Four out of 10 UK students are being rejected by elite universities in favour of overseas candidates who pay up to £24,000 a year – as school leavers face scramble for places after A-level results this week

Overseas students are surpassing British teenagers in gaining entry to some of the country’s elite universities, leaving many clambering for places when A-level results are announced this week, it has emerged.

For the first time, four in ten UK applicants were turned away from the two most esteemed universities – Oxford and Cambridge.

Higher education experts claim some redbrick institutions are focusing on high fee-paying overseas students from China and India who pay on average £24,000 a year, The Sunday Times reports.

The fee is almost triple that of domestic students. A study of undergraduates in Russell Group universities in England shows that one in four are overseas students.

Mark Corver, former head of data at the Universities and Colleges Admissions Service (UCAS), said: ‘This is the toughest competition for UK students to get a degree place, especially at one of our leading universities, for a generation.

‘Selective universities have not recruited more UK students because they don’t pay as much as overseas students. The gap between UK and international fees is likely to be around £15,000 this year. That’s getting on for £50,000 of additional income per student over a three-year course.

‘Unable to increase fees for UK students to cover rising costs, many universities feel forced to dedicate an increasing share of places to overseas students just to keep going.’

Statistics from the London School of Economics show 70 per cent of students are from overseas, while the figure at Edinburgh and King’s College London comes in at 40 per cent. Manchester Metropolitan has recently announced its plans to double its number of overseas students.

Elsewhere, concerns continue that many UK students are missing out on top grades as a result of teacher-assessed work while exams slowly revert back to their pre-pandemic format.

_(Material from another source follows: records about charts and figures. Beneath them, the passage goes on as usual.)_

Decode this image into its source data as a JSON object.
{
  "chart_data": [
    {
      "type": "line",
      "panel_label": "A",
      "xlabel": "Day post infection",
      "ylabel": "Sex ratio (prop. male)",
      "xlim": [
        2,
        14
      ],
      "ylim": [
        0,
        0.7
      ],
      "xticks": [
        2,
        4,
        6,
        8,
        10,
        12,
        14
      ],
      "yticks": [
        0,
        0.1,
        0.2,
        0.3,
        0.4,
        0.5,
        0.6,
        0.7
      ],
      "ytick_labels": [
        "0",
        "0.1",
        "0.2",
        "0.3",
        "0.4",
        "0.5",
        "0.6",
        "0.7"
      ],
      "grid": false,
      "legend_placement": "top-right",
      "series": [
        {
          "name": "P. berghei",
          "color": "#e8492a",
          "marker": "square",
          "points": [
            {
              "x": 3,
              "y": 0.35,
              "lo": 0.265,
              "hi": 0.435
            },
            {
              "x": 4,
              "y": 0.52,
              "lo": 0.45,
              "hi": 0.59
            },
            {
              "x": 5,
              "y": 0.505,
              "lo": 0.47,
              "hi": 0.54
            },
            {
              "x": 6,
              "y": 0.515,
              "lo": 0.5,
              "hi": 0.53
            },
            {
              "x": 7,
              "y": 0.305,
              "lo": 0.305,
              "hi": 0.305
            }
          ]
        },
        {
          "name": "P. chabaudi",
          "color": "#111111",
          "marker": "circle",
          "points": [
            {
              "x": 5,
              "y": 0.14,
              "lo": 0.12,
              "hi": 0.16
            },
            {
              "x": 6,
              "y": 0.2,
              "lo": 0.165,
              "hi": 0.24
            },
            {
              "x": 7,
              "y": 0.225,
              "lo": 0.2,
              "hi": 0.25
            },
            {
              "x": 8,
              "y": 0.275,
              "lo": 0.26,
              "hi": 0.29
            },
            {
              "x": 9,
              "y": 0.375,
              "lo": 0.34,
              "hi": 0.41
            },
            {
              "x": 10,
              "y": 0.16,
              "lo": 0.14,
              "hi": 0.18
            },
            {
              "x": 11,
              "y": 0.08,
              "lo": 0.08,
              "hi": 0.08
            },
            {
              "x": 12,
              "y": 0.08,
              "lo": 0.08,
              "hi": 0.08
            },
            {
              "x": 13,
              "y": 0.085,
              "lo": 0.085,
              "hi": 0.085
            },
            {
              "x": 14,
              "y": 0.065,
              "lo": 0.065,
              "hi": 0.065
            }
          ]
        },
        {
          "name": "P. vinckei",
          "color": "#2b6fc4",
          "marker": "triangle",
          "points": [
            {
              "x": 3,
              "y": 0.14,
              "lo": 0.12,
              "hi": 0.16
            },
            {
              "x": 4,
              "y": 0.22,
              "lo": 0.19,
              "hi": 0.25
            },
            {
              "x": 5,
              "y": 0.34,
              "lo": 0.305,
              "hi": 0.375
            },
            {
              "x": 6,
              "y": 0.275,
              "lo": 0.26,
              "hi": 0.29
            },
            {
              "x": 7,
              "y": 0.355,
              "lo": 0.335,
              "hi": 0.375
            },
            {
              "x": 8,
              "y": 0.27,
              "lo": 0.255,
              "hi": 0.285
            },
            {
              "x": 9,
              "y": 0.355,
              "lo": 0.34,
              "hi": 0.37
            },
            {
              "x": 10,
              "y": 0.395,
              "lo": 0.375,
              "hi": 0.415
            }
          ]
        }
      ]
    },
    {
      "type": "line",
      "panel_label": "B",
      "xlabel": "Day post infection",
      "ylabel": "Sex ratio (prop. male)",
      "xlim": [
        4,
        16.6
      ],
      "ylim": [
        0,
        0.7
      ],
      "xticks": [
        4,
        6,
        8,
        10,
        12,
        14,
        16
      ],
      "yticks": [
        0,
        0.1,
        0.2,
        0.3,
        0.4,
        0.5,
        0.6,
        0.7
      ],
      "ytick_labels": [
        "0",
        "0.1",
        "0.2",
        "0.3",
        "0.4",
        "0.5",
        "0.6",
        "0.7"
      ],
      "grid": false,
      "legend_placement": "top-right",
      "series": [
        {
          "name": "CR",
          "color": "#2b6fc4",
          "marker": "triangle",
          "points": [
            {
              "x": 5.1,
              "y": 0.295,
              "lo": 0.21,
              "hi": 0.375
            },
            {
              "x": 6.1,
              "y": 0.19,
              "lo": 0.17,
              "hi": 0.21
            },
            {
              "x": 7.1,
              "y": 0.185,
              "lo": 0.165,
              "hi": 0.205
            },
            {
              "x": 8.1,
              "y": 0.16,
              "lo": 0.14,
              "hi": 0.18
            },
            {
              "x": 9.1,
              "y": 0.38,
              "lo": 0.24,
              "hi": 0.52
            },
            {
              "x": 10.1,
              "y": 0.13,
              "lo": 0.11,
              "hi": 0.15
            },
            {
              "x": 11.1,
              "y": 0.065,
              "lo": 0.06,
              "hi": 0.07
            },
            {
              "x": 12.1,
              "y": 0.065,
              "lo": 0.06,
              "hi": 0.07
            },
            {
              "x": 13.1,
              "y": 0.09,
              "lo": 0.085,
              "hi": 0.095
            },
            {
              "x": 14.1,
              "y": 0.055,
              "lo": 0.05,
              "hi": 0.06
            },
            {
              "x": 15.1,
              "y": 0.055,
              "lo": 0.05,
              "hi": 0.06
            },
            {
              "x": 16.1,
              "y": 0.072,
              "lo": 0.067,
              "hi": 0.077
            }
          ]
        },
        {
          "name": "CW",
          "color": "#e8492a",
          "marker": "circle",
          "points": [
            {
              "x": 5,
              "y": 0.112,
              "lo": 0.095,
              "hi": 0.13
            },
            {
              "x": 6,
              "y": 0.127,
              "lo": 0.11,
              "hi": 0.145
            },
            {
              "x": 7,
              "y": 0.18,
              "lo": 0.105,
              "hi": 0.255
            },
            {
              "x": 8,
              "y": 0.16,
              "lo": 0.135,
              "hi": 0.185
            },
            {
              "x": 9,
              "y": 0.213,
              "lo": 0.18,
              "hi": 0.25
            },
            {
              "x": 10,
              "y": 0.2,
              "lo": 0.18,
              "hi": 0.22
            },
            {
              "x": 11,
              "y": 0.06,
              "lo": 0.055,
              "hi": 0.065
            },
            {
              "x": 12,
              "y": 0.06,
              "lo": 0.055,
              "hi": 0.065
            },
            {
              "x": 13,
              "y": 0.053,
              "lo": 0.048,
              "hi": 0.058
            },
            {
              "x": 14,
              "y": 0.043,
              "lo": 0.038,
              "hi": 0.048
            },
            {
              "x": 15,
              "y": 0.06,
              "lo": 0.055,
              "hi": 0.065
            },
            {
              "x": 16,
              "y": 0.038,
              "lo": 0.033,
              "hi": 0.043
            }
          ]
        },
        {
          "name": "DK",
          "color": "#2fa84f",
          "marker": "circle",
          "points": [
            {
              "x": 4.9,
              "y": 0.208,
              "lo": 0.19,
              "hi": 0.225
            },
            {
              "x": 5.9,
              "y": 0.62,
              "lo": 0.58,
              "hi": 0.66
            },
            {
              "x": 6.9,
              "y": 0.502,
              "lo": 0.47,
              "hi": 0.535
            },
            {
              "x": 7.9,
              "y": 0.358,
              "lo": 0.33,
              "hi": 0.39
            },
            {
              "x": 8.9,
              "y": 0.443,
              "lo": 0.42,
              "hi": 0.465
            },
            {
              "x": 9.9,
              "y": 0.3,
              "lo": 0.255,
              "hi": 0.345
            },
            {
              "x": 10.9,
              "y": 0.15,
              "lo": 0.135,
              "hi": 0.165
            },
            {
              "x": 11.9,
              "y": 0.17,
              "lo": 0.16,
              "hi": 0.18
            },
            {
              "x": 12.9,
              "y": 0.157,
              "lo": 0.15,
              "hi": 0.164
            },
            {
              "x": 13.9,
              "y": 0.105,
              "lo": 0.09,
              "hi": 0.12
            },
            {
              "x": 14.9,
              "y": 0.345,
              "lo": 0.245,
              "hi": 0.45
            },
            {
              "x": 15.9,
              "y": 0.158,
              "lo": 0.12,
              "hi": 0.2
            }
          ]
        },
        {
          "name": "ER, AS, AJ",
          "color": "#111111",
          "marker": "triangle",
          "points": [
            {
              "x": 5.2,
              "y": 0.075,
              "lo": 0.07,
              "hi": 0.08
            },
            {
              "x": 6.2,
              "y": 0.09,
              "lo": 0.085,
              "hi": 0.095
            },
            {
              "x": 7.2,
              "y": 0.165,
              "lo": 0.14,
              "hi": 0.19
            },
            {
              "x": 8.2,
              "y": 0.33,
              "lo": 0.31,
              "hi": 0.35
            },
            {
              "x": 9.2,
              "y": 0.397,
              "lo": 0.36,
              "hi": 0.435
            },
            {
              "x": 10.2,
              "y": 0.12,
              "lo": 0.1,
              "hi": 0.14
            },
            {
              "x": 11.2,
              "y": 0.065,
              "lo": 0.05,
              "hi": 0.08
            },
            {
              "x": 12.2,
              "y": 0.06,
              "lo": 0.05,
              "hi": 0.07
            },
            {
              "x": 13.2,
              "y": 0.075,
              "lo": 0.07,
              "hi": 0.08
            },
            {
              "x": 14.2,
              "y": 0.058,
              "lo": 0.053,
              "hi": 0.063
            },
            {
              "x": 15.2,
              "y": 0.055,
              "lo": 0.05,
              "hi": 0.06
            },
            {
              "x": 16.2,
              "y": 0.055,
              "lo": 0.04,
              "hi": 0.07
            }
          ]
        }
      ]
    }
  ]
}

In June, UCAS’s chief executive Clare Marchant warned that this year will ‘undoubtedly be more competitive for some courses and providers’, with 49% of teachers having told the admissions service they were less confident their students would get their first choice of university compared with previous years and around two in five teachers expecting their students to use the clearing process.

Prof Smithers has also predicted that the gap between girls and boys’ results will narrow, but said he thinks girls will stay ahead.

He said some of the help given to pupils this year to help them transition back to full exams, such as advance notice of topics, ‘plays to girls’ strengths’.

The professor also predicted that England’s and Wales’s results will be close, but ‘still lag appreciably behind those of Northern Ireland’.

A spokesman for exams regulator Ofqual said there is ‘no link between grades and the supply of places’.

He said: ‘While there may be fewer top grades this year compared to 2021, when a different method of assessment (teacher-assessed grades) was used, universities understand what grades will look like overall this year and have made offers accordingly.